The IRS controversy over tax exempt organizations illustrates a point I often make about foreign policy: when you suspect a conspiracy, look first for incompetence. The Benghazi talking points emails revealed bureaucratic in-fighting, not a political coverup. The same appears true of the IRS.
The New York Times has a long piece showing how inundated the Cincinnati office was with requests to have 501(c)3 and 501(c)4 tax status, propelled not only by a Citizens United case allowing political groups but also by a small change in the law regarding purely charitable organizations that required some re-filings.
The overworked bureaucrats struggled to handle the paperwork -- and it was mostly on paper, making the process even messier.

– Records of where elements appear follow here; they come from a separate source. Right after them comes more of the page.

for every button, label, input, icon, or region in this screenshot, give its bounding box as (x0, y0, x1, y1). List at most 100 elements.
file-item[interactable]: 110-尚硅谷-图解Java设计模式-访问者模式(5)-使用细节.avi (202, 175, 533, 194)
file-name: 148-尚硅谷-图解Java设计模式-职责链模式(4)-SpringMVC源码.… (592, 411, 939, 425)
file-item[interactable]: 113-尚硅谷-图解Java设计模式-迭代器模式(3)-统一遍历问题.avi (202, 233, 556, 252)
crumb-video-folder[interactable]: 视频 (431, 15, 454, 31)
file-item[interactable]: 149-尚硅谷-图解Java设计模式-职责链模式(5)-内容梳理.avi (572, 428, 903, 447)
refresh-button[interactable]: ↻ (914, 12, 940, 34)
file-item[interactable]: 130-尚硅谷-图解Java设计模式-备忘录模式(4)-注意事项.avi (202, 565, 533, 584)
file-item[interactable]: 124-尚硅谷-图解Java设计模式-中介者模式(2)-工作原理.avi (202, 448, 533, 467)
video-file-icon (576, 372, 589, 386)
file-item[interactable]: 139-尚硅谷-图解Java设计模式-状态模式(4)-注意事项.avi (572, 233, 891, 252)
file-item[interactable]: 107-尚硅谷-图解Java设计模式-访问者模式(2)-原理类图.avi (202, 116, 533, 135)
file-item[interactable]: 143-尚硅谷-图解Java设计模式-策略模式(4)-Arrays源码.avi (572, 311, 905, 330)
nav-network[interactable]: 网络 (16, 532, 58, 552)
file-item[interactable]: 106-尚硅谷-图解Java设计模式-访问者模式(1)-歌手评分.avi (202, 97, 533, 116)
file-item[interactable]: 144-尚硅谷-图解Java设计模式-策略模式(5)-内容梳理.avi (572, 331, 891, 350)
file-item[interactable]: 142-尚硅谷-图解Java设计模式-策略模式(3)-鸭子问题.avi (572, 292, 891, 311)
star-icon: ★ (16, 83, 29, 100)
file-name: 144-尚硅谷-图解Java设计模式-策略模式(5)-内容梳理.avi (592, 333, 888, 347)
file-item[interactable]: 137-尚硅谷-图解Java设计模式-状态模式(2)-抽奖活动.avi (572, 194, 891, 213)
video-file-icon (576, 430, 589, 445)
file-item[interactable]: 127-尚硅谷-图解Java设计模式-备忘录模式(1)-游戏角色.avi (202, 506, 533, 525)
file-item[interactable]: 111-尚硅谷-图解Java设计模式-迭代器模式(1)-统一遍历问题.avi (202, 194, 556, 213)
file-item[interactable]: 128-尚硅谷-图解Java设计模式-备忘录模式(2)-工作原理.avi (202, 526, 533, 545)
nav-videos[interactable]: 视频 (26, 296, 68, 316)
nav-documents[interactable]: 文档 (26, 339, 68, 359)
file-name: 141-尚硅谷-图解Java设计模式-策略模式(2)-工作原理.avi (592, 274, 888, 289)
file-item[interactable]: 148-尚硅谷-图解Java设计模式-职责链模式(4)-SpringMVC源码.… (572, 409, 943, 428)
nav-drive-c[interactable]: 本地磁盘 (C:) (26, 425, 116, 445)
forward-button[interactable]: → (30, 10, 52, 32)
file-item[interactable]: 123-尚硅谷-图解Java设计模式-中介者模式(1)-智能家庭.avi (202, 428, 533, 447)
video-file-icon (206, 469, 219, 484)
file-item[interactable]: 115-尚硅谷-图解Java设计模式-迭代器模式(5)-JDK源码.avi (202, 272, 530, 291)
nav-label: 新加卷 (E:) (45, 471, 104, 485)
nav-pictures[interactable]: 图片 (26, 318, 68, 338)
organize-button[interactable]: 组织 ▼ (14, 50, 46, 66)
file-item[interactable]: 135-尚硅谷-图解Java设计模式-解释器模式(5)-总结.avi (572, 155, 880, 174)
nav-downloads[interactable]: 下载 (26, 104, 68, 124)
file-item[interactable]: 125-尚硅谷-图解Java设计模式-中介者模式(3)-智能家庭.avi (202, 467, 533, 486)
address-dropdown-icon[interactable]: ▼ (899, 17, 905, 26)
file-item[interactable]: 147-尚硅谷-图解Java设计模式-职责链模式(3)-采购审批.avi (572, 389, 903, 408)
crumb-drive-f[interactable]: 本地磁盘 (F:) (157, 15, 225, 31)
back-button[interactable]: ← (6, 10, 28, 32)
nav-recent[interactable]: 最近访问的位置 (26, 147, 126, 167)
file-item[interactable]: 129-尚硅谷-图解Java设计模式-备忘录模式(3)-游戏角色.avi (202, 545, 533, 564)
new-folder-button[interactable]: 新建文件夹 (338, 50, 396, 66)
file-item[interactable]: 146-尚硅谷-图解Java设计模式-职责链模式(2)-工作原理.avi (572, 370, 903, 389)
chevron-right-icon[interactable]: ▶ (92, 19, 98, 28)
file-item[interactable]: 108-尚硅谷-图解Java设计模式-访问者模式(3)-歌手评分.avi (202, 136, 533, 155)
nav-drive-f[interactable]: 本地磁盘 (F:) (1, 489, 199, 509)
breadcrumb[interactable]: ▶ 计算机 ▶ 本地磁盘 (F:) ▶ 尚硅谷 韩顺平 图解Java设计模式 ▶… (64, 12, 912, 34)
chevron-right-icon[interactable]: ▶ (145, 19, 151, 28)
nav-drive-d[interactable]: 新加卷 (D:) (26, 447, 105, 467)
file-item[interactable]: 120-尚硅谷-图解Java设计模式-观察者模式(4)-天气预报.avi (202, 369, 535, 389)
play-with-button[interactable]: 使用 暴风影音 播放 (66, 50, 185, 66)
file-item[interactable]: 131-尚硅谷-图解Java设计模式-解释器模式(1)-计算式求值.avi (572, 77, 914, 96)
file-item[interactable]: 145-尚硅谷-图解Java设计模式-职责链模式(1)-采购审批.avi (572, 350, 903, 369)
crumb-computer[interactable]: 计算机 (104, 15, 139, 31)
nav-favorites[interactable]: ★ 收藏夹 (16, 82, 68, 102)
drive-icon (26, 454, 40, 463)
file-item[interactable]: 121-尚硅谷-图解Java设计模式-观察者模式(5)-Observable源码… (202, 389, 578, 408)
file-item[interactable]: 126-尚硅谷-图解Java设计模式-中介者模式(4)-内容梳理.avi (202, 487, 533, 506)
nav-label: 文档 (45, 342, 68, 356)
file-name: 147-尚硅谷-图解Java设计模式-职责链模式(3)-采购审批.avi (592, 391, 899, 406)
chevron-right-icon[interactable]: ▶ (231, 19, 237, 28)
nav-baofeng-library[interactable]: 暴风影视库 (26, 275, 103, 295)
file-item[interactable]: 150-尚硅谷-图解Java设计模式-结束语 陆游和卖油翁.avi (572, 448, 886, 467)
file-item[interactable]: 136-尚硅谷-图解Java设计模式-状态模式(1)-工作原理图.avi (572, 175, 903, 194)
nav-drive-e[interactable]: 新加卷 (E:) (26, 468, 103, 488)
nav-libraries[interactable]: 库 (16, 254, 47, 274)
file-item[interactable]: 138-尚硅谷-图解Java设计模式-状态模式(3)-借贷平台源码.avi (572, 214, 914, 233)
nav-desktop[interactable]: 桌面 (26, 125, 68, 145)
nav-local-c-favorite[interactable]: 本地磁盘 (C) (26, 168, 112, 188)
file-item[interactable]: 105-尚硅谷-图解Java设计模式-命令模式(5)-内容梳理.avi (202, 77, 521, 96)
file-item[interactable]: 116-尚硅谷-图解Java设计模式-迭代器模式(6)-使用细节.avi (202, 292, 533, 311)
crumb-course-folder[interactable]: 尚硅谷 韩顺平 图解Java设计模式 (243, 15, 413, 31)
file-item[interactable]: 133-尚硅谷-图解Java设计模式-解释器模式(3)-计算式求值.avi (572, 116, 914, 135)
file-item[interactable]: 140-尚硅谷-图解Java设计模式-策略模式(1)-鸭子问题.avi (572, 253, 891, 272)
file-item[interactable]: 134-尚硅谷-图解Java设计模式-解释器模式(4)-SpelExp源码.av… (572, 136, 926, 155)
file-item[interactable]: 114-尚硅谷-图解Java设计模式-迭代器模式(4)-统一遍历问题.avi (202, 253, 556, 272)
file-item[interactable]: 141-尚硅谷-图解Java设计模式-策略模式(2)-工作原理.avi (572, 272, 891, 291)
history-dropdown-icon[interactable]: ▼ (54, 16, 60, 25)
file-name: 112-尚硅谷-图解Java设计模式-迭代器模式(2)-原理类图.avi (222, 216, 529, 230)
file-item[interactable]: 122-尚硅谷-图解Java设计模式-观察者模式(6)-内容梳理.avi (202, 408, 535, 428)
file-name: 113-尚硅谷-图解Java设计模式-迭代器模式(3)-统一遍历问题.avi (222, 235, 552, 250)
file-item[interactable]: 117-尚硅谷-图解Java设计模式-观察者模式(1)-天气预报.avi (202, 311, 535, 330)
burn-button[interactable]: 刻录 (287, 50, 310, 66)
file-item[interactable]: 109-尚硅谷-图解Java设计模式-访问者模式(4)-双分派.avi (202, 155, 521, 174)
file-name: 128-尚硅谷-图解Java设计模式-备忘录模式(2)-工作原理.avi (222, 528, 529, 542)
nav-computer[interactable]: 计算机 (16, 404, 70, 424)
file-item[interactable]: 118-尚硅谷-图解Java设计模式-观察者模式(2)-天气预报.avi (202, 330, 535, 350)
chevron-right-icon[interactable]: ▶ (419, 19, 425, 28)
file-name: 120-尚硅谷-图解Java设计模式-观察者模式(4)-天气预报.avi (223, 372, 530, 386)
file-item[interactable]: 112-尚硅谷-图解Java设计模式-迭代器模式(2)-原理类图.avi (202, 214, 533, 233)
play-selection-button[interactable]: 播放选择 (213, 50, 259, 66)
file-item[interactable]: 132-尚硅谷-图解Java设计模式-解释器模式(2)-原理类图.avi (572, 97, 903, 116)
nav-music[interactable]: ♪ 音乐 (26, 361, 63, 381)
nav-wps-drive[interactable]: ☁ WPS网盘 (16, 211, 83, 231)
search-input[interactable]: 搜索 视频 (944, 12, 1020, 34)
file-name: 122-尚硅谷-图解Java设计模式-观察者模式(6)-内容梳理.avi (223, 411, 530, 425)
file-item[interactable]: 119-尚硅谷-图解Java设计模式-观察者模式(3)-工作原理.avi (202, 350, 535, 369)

And they made politically embarrassing mistakes, for which two Bush-appointed offiicials have now paid with their jobs. I can understand the GOP yearning for scandals, but I wish they'd show a little mercy for the civil servants.
Another irony in this case is that the really suspect organizations that have huge political operations were able to avoid the backlog because they had clever tax lawyers helping them.
Tea Party groups did themselves no favors by filling out the
applications in an amateurish manner, according to Pulitzer
Prize-winning former reporter for the New York Times and columnist at TaxAnalysts.com
David Cay Johnston. “It’s like applying for a mortgage,” Johnston told
Salon. “If you write it out wrong, you’re going to get flagged. And
there are examples of these groups saying they’re not political and then
saying their goal is to influence legislation.”